A pandemia de covid-19 obrigou diversos estabelecimentos comerciais, industriais e prestadores de serviços brasileiros a suspender suas atividades por tempo indeterminado. Até o momento, não há perspectiva de normalização da atividade econômica.

Embora algumas atividades possam ser realizadas por meio do teletrabalho (home office), em outros setores é comum que empregados estejam dispensados enquanto perduram as medidas de distanciamento social. Nesses casos, o empregado não trabalha, mas mantém seu vínculo empregatício e continua a receber os valores usualmente pagos pelo empregador. Essa situação pode se verificar, por exemplo, com atendentes de estabelecimentos comerciais ou com operários de grandes indústrias – atividades que não podem ser desempenhadas a distância.

A situação na qual o empregador permanece realizando pagamentos aos empregados, mesmo quando os dispensa do trabalho, pode ensejar a não incidência das contribuições previdenciárias patronais sobre esses valores. Isso porque o art. 22, inciso I, da Lei nº 8.212/91 dispõe que as contribuições previdenciárias patronais têm como hipótese de incidência as remunerações pagas, devidas ou creditadas aos segurados empregados e que sejam destinadas a retribuir o trabalho.

O elemento retributivo assume, assim, função central na definição da hipótese de incidência das contribuições previdenciárias patronais. Essas contribuições sociais apenas se tornam devidas caso se verifique a remuneração pelo serviço prestado ou pela disponibilidade do prestador de serviço. Em outras palavras, constatando-se que o empregado não está sendo remunerado pela prestação de serviços ou por estar à disposição do empregador, não deve haver a incidência de tais contribuições.

Nesse sentido, o Superior Tribunal de Justiça (STJ) decidiu, sob o rito dos recursos repetitivos (REsp 1.230.957/RS), que não há incidência de contribuições previdenciárias patronais sobre os valores referentes ao aviso prévio indenizado pago a empregado, uma vez que inexiste o elemento retributivo do pagamento. Entendemos que essa decisão do STJ reforça a importância de que exista, de fato, remuneração para que possa haver a incidência de contribuições previdenciárias.

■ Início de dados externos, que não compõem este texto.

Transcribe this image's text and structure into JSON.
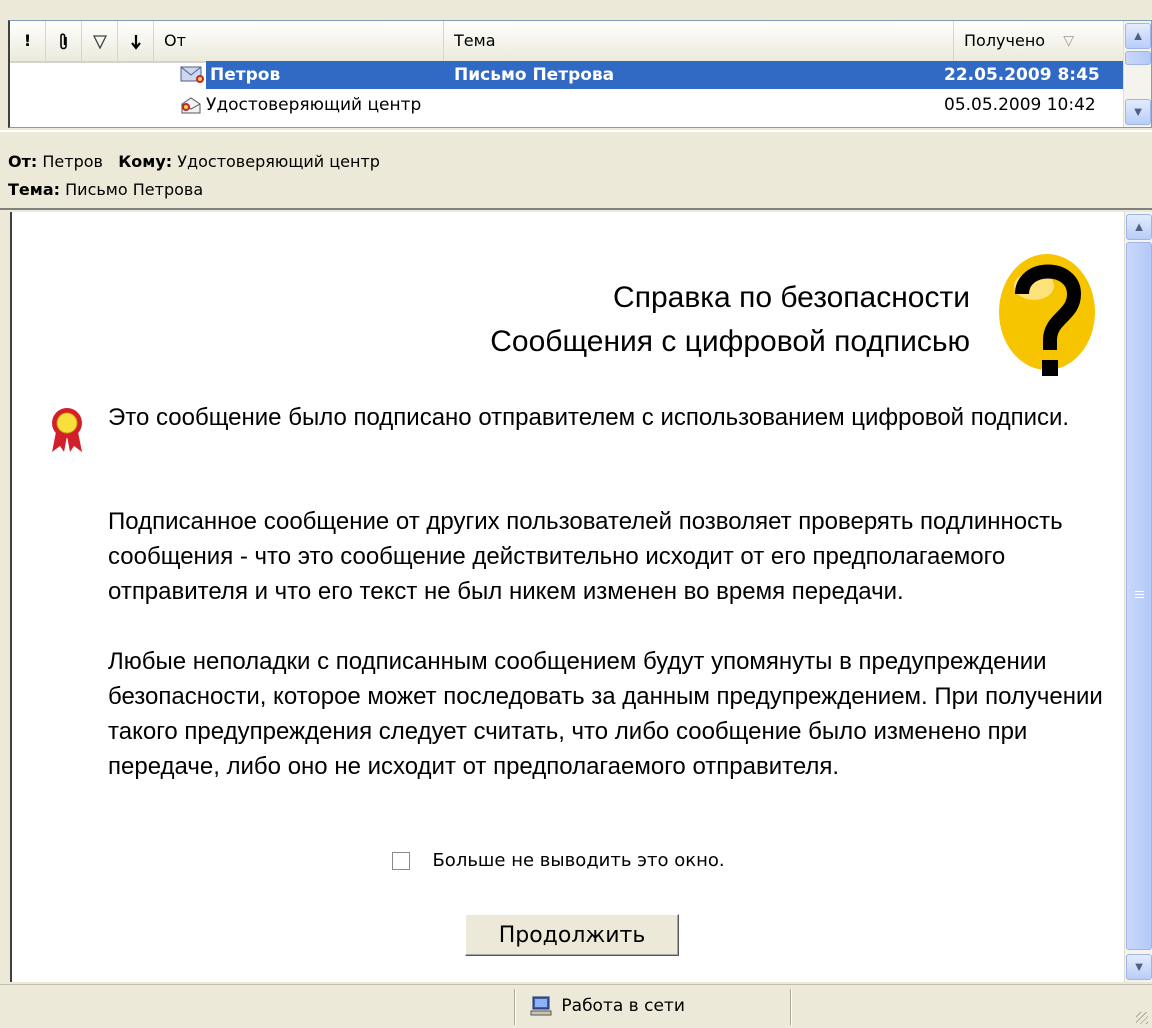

Mais recentemente, a Procuradoria Geral da República se manifestou em sentido semelhante nos autos do Recurso Extraordinário 1.072.485/PR, defendendo a não incidência das contribuições previdenciárias patronais sobre o terço constitucional de férias, justamente porque, nesse caso, também não há retribuição pela prestação de serviços, entre outros motivos.

Embora as autoridades fiscais possam adotar posição diferente da exposta acima, em nossa opinião, é possível sustentar que os empregados que se encontram nessa situação não estão à disposição do empregador, se este se encontra impedido de atuar de forma normal, seja em razão de medidas sanitárias para preservação da saúde de funcionários, seja em razão de determinações municipais e estaduais. Assim, quando é impossível que o empregado desenvolva a atividade para a qual fora contratado, não se pode afirmar que ele está à disposição de seu empregador.

No caso dos empregados dispensados do trabalho em razão da pandemia, com a manutenção do contrato de trabalho, não nos parece haver pagamento de remuneração pelo tempo que o empregado permanece à disposição do empregador, uma vez que não há perspectiva de volta à normalidade e de regularização das atividades desses funcionários. Com efeito, o empregador não parece tirar proveito dessa eventual disponibilidade dos empregados, já que a atividade econômica não pode ser retomada enquanto perduram as restrições. Daí a improbabilidade de ser essa a razão para a manutenção de empregos e a realização dos pagamentos aqui discutidos.

A preservação de empregos neste momento parece estar mais relacionada com os altos custos para demissão e recontratação posterior de funcionários – ou mesmo com o louvável sentimento de solidariedade social – do que com a expectativa de que a prestação de serviços por empregados venha a ser novamente necessária no curto prazo. Nesse contexto, os valores pagos pelo empregador aos empregados afastados do trabalho se assemelham à figura da ajuda de custo, expressamente desvinculada da remuneração pelo art. 457, §2º, da Consolidação das Leis do Trabalho, e sobre a qual não incidem contribuições previdenciárias patronais.

Tendo em vista o exposto, entendemos que é possível questionar a incidência de contribuições previdenciárias patronais sobre os valores pagos a empregados dispensados do trabalho em razão da pandemia de covid-19.